The lies of Netanyahu and the IDF speak of desperation. On December 12 when the northern part of Gaza was supposedly secured by the IDF, Hamas ambushed an IDF unit killing ten Israeli soldiers. More importantly, there was the lie that Hamas had a headquarters beneath al-Shifa Hospital in Gaza City. No evidence was ever produced for that. The video that the IDF looked like the work of an eight-year old. A Washington Post article of December 21 found no evidence to support it. Israel under Netanyahu’s policy of no Palestinian state under any condition is on a collision course with reality. Now it appears that the Hamas attack on October 7 has not only changed Israel but the calculus of the Middle East. Israel is more isolated than ever. Its military response to October 7 is only increasing its isolation, even making more people in its most powerful ally the US question its relationship with Israel.
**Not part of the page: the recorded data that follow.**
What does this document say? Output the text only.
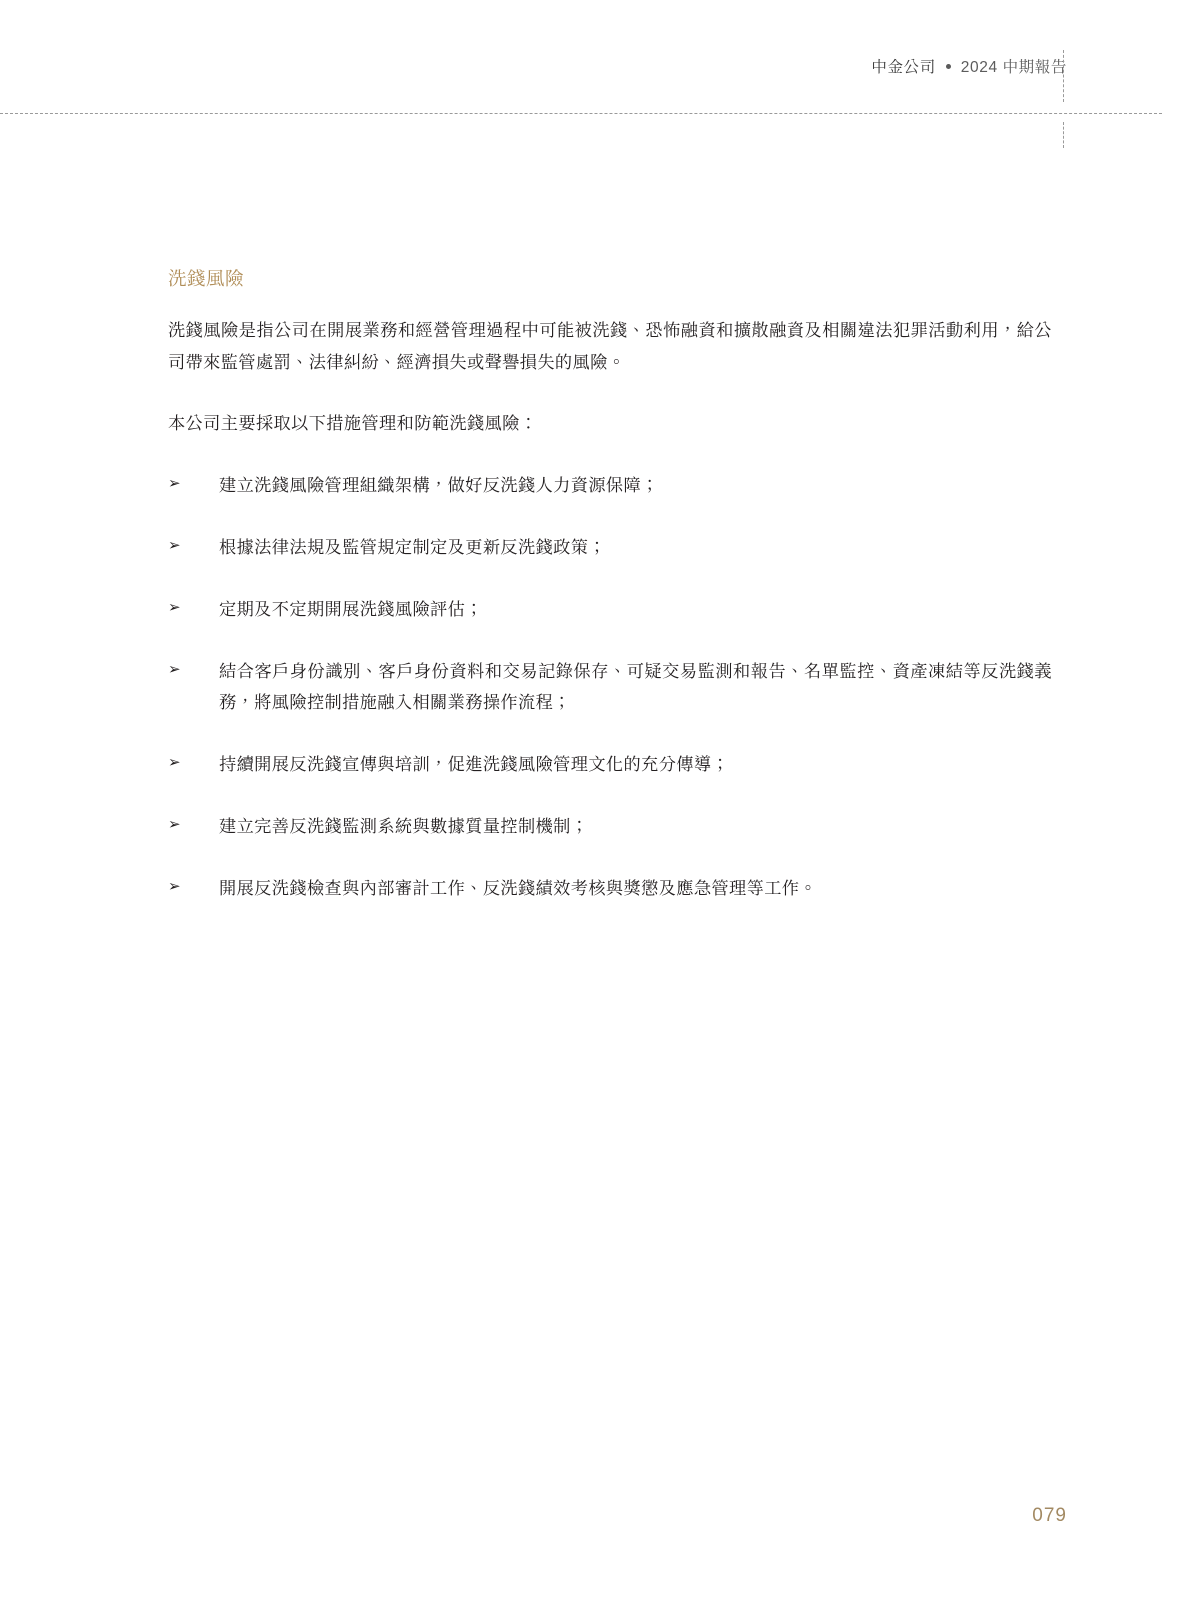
中金公司 2024 中期報告
洗錢風險

洗錢風險是指公司在開展業務和經營管理過程中可能被洗錢、恐怖融資和擴散融資及相關違法犯罪活動利用，給公司帶來監管處罰、法律糾紛、經濟損失或聲譽損失的風險。

本公司主要採取以下措施管理和防範洗錢風險：

➢ 建立洗錢風險管理組織架構，做好反洗錢人力資源保障；
➢ 根據法律法規及監管規定制定及更新反洗錢政策；
➢ 定期及不定期開展洗錢風險評估；
➢ 結合客戶身份識別、客戶身份資料和交易記錄保存、可疑交易監測和報告、名單監控、資產凍結等反洗錢義務，將風險控制措施融入相關業務操作流程；
➢ 持續開展反洗錢宣傳與培訓，促進洗錢風險管理文化的充分傳導；
➢ 建立完善反洗錢監測系統與數據質量控制機制；
➢ 開展反洗錢檢查與內部審計工作、反洗錢績效考核與獎懲及應急管理等工作。
079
October 7 has made one thing clear. The Palestinians will not go away. And the current Israeli leadership is deluded in thinking they can solve matters by military power. The idea that the surrounding Arab states would take in millions of Palestinians if they could—which they cannot since their economies are in crisis—is so far removed from reality that one has to wonder what alternate universe Netanyahu’s settler ministers live in. From Morocco to Iraq, Arabs—both Muslim and Christian—have lived side by side in peace with Jews for centuries. But from Morocco to Iraq, the state of Israel is regarded as a Zionist apartheid entity implanted by a colonial power in the Arab World. The rise to power of the far right in Israel has laid bare what was always the core of the Zionist project. People from Brooklyn are telling Palestinians they have no right to the land where their ancestors have lived for thousands of years. Ami Ayalon, former head of Shin Bet the Israeli domestic security agency, said, “Israel after October 7 will be a different Israel…The current leadership will have to disappear from our lives, it led us with open eyes into the most terrible crisis.”
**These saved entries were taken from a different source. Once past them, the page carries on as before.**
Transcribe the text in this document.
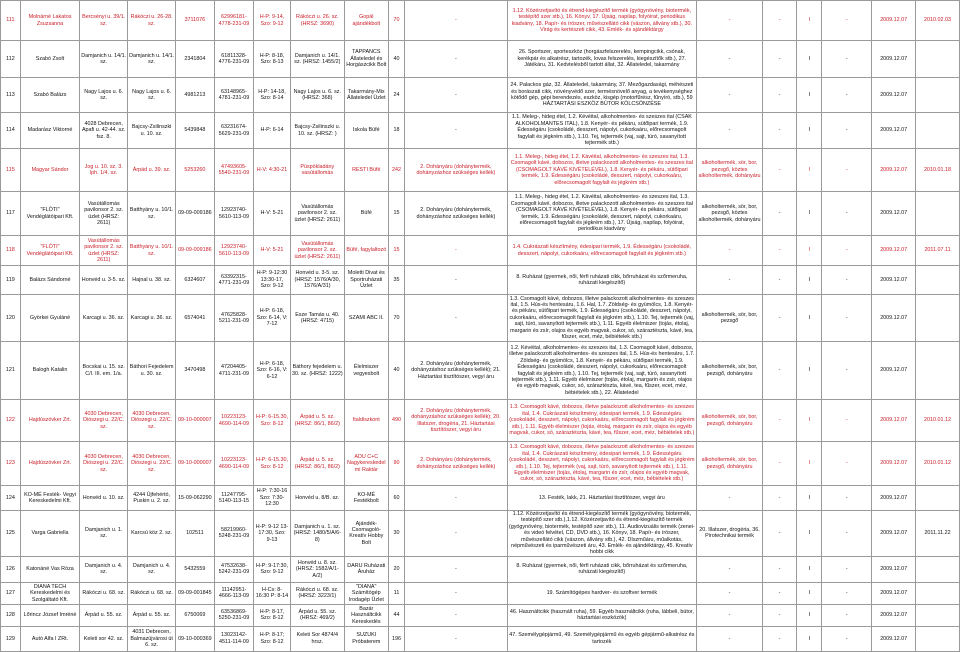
111	Molnárné Lakatos Zsuzsanna	Bercsényi u. 39/1. sz.	Rákóczi u. 26-28. sz.	3711076	62996181-4778-231-09	H-P: 9-14, Szo: 9-12	Rákóczi u. 26. sz. (HRSZ: 3690)	Gopál ajándékbolt	70	-	1.12. Közérzetjavító és étrend-kiegészítő termék (gyógynövény, biotermék, testépítő szer stb.), 16. Könyv, 17. Újság, napilap, folyóirat, periodikus kiadvány, 18. Papír- és írószer, művészellátó cikk (vászon, állvány stb.), 30. Virág és kertészeti cikk, 43. Emlék- és ajándéktárgy	-	-	I	-	2009.12.07	2010.02.03
112	Szabó Zsolt	Damjanich u. 14/1. sz.	Damjanich u. 14/1. sz.	2341804	61811328-4776-231-09	H-P: 8-18, Szo: 8-13	Damjanich u. 14/1. sz. (HRSZ: 1455/2)	TAPPANCS Állateledel és Horgászcikk Bolt	40	-	26. Sportszer, sporteszköz (horgászfelszerelés, kempingcikk, csónak, kerékpár és alkatrész, tartozék, lovas felszerelés, kiegészítők stb.), 27. Játékáru, 31. Kedvtelésből tartott állat, 32. Állateledel, takarmány	-	-	I	-	2009.12.07	
113	Szabó Balázs	Nagy Lajos u. 6. sz.	Nagy Lajos u. 6. sz.	4981213	63148965-4781-231-09	H-P: 14-18, Szo: 8-14	Nagy Lajos u. 6. sz. (HRSZ: 368)	Takarmány-Mix Állateledel Üzlet	24	-	24. Palackos gáz, 32. Állateledel, takarmány, 37. Mezőgazdasági, méhészeti és borászati cikk, növényvédő szer, termésnövelő anyag, a tevékenységhez kötődő gép, gépi berendezés, eszköz, kisgép (motorfűrész, fűnyíró, stb.), 59 HÁZTARTÁSI ESZKÖZ BÚTOR KÖLCSÖNZÉSE	-	-	I	-	2009.12.07	
114	Madarász Viktorné	4028 Debrecen, Apafi u. 42-44. sz. fsz. 8.	Bajcsy-Zsilinszki u. 10. sz.	5439848	63231674-5629-231-09	H-P: 6-14	Bajcsy-Zsilinszki u. 10. sz. (HRSZ: )	Iskola Büfé	18	-	1.1. Meleg-, hideg étel, 1.2. Kévéital, alkoholmentes- és szeszes ital (CSAK ALKOHOLMANTES ITAL), 1.8. Kenyér- és pékáru, sütőipari termék, 1.9. Édességáru (csokoládé, desszert, nápolyi, cukorkaáru, előrecsomagolt fagylalt és jégkrém stb.), 1.10. Tej, tejtermék (vaj, sajt, túró, savanyított tejtermék stb.)	-	-	I	-	2009.12.07	
115	Magyar Sándor	Jog u. 10. sz. 3. lph. 1/4. sz.	Árpád u. 39. sz.	5253260	47493605-5540-231-09	H-V: 4:30-21	Püspökladány vasútállomás	RESTI Büfé	242	2. Dohányáru (dohánytermék, dohányzáshoz szükséges kellék)	1.1. Meleg-, hideg étel, 1.2. Kávéital, alkoholmentes- és szeszes ital, 1.3. Csomagolt kávé, dobozos, illetve palackozott alkoholmentes- és szeszes ital (CSOMAGOLT KÁVÉ KIVÉTELÉVEL), 1.8. Kenyér- és pékáru, sütőipari termék, 1.9. Édességáru (csokoládé, desszert, nápolyi, cukorkaáru, előrecsomagolt fagylalt és jégkrém stb.)	alkoholtermék, sör, bor, pezsgő, köztes alkoholtermék, dohányáru	-	I	-	2009.12.07	2010.01.18
117	"FLÓTI" Vendéglátóipari Kft.	Vasútállomás pavilonsor 2. sz. üzlet (HRSZ: 2611)	Batthyány u. 10/1. sz.	09-09-009186	12923740-5610-113-09	H-V: 5-21	Vasútállomás pavilonsor 2. sz. üzlet (HRSZ: 2611)	Büfé	15	2. Dohányáru (dohánytermék, dohányzáshoz szükséges kellék)	1.1. Meleg-, hideg étel, 1.2. Kávéital, alkoholmentes- és szeszes ital, 1.3. Csomagolt kávé, dobozos, illetve palackozott alkoholmentes- és szeszes ital (CSOMAGOLT KÁVÉ KIVÉTELÉVEL), 1.8. Kenyér- és pékáru, sütőipari termék, 1.9. Édességáru (csokoládé, desszert, nápolyi, cukorkaáru, előrecsomagolt fagylalt és jégkrém stb.), 17. Újság, napilap, folyóirat, periodikus kiadvány	alkoholtermék, sör, bor, pezsgő, köztes alkoholtermék, dohányáru	-	I	-	2009.12.07	
118	"FLÓTI" Vendéglátóipari Kft.	Vasútállomás pavilonsor 2. sz. üzlet (HRSZ: 2611)	Batthyány u. 10/1. sz.	09-09-009186	12923740-5610-113-09	H-V: 5-21	Vasútállomás pavilonsor 2. sz. üzlet (HRSZ: 2611)	Büfé, fagylaltozó	15	-	1.4. Cukrászati készítmény, édesipari termék, 1.9. Édességáru (csokoládé, desszert, nápolyi, cukorkaáru, előrecsomagolt fagylalt és jégkrém stb.)	-	-	I	-	2009.12.07	2011.07.11
119	Balázs Sándorné	Honvéd u. 3-5. sz.	Hajnal u. 38. sz.	6324607	63392315-4771-231-09	H-P: 9-12:30 13:30-17, Szo: 9-12	Honvéd u. 3-5. sz. (HRSZ: 1576/A/30, 1576/A/31)	Moletti Divat és Sportruházati Üzlet	35	-	8. Ruházat (gyermek, női, férfi ruházati cikk, bőrruházat és szőrmeruha, ruházati kiegészítő)	-	-	I	-	2009.12.07	
120	Györkei Gyuláné	Karcagi u. 36. sz.	Karcagi u. 36. sz.	6574041	47625828-5211-231-09	H-P: 6-18, Szo: 6-14, V: 7-12	Esze Tamás u. 40. (HRSZ: 4715)	SZAMI ABC II.	70	-	1.3. Csomagolt kávé, dobozos, illetve palackozott alkoholmentes- és szeszes ital, 1.5. Hús-és hentesáru, 1.6. Hal, 1.7. Zöldség- és gyümölcs, 1.8. Kenyér- és pékáru, sütőipari termék, 1.9. Édességáru (csokoládé, desszert, nápolyi, cukorkaáru, előrecsomagolt fagylalt és jégkrém stb.), 1.10. Tej, tejtermék (vaj, sajt, túró, savanyított tejtermék stb.), 1.11. Egyéb élelmiszer (tojás, étolaj, margarin és zsír, olajos és egyéb magvak, cukor, só, száraztészta, kávé, tea, fűszer, ecet, méz, bébiételek stb.)	alkoholtermék, sör, bor, pezsgő	-	I	-	2009.12.07	
121	Balogh Katalin	Bocskai u. 15. sz. C/I. III. em. 1/a.	Báthori Fejedelem u. 30. sz.	3470498	47204405-4711-231-09	H-P: 6-18, Szo: 6-16, V: 6-12	Báthory fejedelem u. 30. sz. (HRSZ: 1222)	Élelmiszer vegyesbolt	40	2. Dohányáru (dohánytermék, dohányzáshoz szükséges kellék); 21. Háztartási tisztítószer, vegyi áru	1.2. Kévéital, alkoholmentes- és szeszes ital, 1.3. Csomagolt kávé, dobozos, illetve palackozott alkoholmentes- és szeszes ital, 1.5. Hús-és hentesáru, 1.7. Zöldség- és gyümölcs, 1.8. Kenyér- és pékáru, sütőipari termék, 1.9. Édességáru (csokoládé, desszert, nápolyi, cukorkaáru, előrecsomagolt fagylalt és jégkrém stb.), 1.10. Tej, tejtermék (vaj, sajt, túró, savanyított tejtermék stb.), 1.11. Egyéb élelmiszer (tojás, étolaj, margarin és zsír, olajos és egyéb magvak, cukor, só, száraztészta, kávé, tea, fűszer, ecet, méz, bébiételek stb.), 22. Állateledel	alkoholtermék, sör, bor, pezsgő, dohányáru	-	I	-	2009.12.07	
122	Hajdúszövker Zrt.	4030 Debrecen, Diószegi u. 22/C. sz.	4030 Debrecen, Diószegi u. 22/C. sz.	09-10-000007	10223123-4690-114-09	H-P: 6-15.30, Szo: 8-12	Árpád u. 5. sz. (HRSZ: 86/1, 86/2)	Italdiszkont	490	2. Dohányáru (dohánytermék, dohányzáshoz szükséges kellék); 20. Illatszer, drogéria, 21. Háztartási tisztítószer, vegyi áru	1.3. Csomagolt kávé, dobozos, illetve palackozott alkoholmentes- és szeszes ital, 1.4. Cukrászati készítmény, édesipari termék, 1.9. Édességáru (csokoládé, desszert, nápolyi, cukorkaáru, előrecsomagolt fagylalt és jégkrém stb.), 1.11. Egyéb élelmiszer (tojás, étolaj, margarin és zsír, olajos és egyéb magvak, cukor, só, száraztészta, kávé, tea, fűszer, ecet, méz, bébiételek stb.)	alkoholtermék, sör, bor, pezsgő, dohányáru	-	I	-	2009.12.07	2010.01.12
123	Hajdúszövker Zrt.	4030 Debrecen, Diószegi u. 22/C. sz.	4030 Debrecen, Diószegi u. 22/C. sz.	09-10-000007	10223123-4690-114-09	H-P: 6-15.30, Szo: 8-12	Árpád u. 5. sz. (HRSZ: 86/1, 86/2)	ADU C+C Nagykereskedelmi Raktár	90	2. Dohányáru (dohánytermék, dohányzáshoz szükséges kellék)	1.3. Csomagolt kávé, dobozos, illetve palackozott alkoholmentes- és szeszes ital, 1.4. Cukrászati készítmény, édesipari termék, 1.9. Édességáru (csokoládé, desszert, nápolyi, cukorkaáru, előrecsomagolt fagylalt és jégkrém stb.), 1.10. Tej, tejtermék (vaj, sajt, túró, savanyított tejtermék stb.), 1.11. Egyéb élelmiszer (tojás, étolaj, margarin és zsír, olajos és egyéb magvak, cukor, só, száraztészta, kávé, tea, fűszer, ecet, méz, bébiételek stb.)	alkoholtermék, sör, bor, pezsgő, dohányáru	-	I	-	2009.12.07	2010.01.12
124	KO-MÉ Festék- Vegyi Kereskedelmi Kft.	Honvéd u. 10. sz.	4244 Újfehértó, Puskin u. 2. sz.	15-09-062290	11247795-5140-113-15	H-P: 7:30-16 Szo: 7:30-12:30	Honvéd u. 8/B. sz.	KO-MÉ Festékbolt	60	-	13. Festék, lakk, 21. Háztartási tisztítószer, vegyi áru	-	-	I	-	2009.12.07	
125	Varga Gabriella	Damjanich u. 1. sz.	Karcsú köz 2. sz.	102511	58219960-5248-231-09	H-P: 9-12 13-17:30, Szo: 9-13	Damjanich u. 1. sz. (HRSZ: 1480/5/A/6-8)	Ajándék-Csomagoló-Kreatív Hobby Bolt	30	-	1.12. Közérzetjavító és étrend-kiegészítő termék (gyógynövény, biotermék, testépítő szer stb.),1.12. Közérzetjavító és étrend-kiegészítő termék (gyógynövény, biotermék, testépítő szer stb.), 11. Audiovizuális termék (zenei- és videó felvétel, CD, DVD stb.), 16. Könyv, 18. Papír- és írószer, művészellátó cikk (vászon, állvány stb.), 42. Díszműáru, műalkotás, népművészeti és iparművészeti áru, 43. Emlék- és ajándéktárgy, 45. Kreatív hobbi cikk	20. Illatszer, drogéria, 36. Pirotechnikai termék	-	I	-	2009.12.07	2011.11.22
126	Katonáné Vas Róza	Damjanich u. 4. sz.	Damjanich u. 4. sz.	5432559	47532638-5242-231-09	H-P: 9-17:30, Szo: 9-12	Honvéd u. 8. sz. (HRSZ: 1582/A/1-A/2)	DARU Ruházati Áruház	20	-	8. Ruházat (gyermek, női, férfi ruházati cikk, bőrruházat és szőrmeruha, ruházati kiegészítő)	-	-	I	-	2009.12.07	
127	DIANA TECH Kereskedelmi és Szolgáltató Kft.	Rákóczi u. 68. sz.	Rákóczi u. 68. sz.	09-09-001845	11142951-4666-113-09	H-Cs: 8-16:30 P: 8-14	Rákóczi u. 68. sz. (HRSZ: 3223/1)	"DIANA" Számítógép Irodagép Üzlet	11	-	19. Számítógépes hardver- és szoftver termék	-	-	I	-	2009.12.07	
128	Lőrincz József Imréné	Árpád u. 55. sz.	Árpád u. 55. sz.	6750069	63536869-5250-231-09	H-P: 8-17, Szo: 8-12	Árpád u. 55. sz. (HRSZ: 469/2)	Bazár Használtcikk Kereskedés	44	-	46. Használtcikk (használt ruha), 59. Egyéb használtcikk (ruha, lábbeli, bútor, háztartási eszközök)	-	-	I	-	2009.12.07	
129	Autó Alfa I ZRt.	Keleti sor 42. sz.	4031 Debrecen, Balmazújvárosi út 6. sz.	09-10-000369	13023142-4511-114-09	H-P: 8-17; Szo: 8-12	Keleti Sor 4874/4 hrsz.	SUZUKI Próbaterem	196	-	47. Személygépjármű, 49. Személygépjármű és egyéb gépjármű-alkatrész és tartozék	-	-	I	-	2009.12.07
That is a simple hard fact that US and Israeli politicians have tried to ignore for decades. There is no back door or side door that will lead to peace between the Arab World and Israel that does not lead through Palestine. The two-state solution has been for a long time a pipedream. The West Bank is now so cut up by Israeli settlements and walls that a Palestinian state there would look like jigsaw puzzle missing most of its pieces. The Israeli plan for Gaza is that it will be uninhabitable. The most realistic solution now is for Israelis and Palestinians to live together in one free state from the river to the sea.

Daniel Beaumont teaches Arabic language & literature and other courses at the University of Rochester.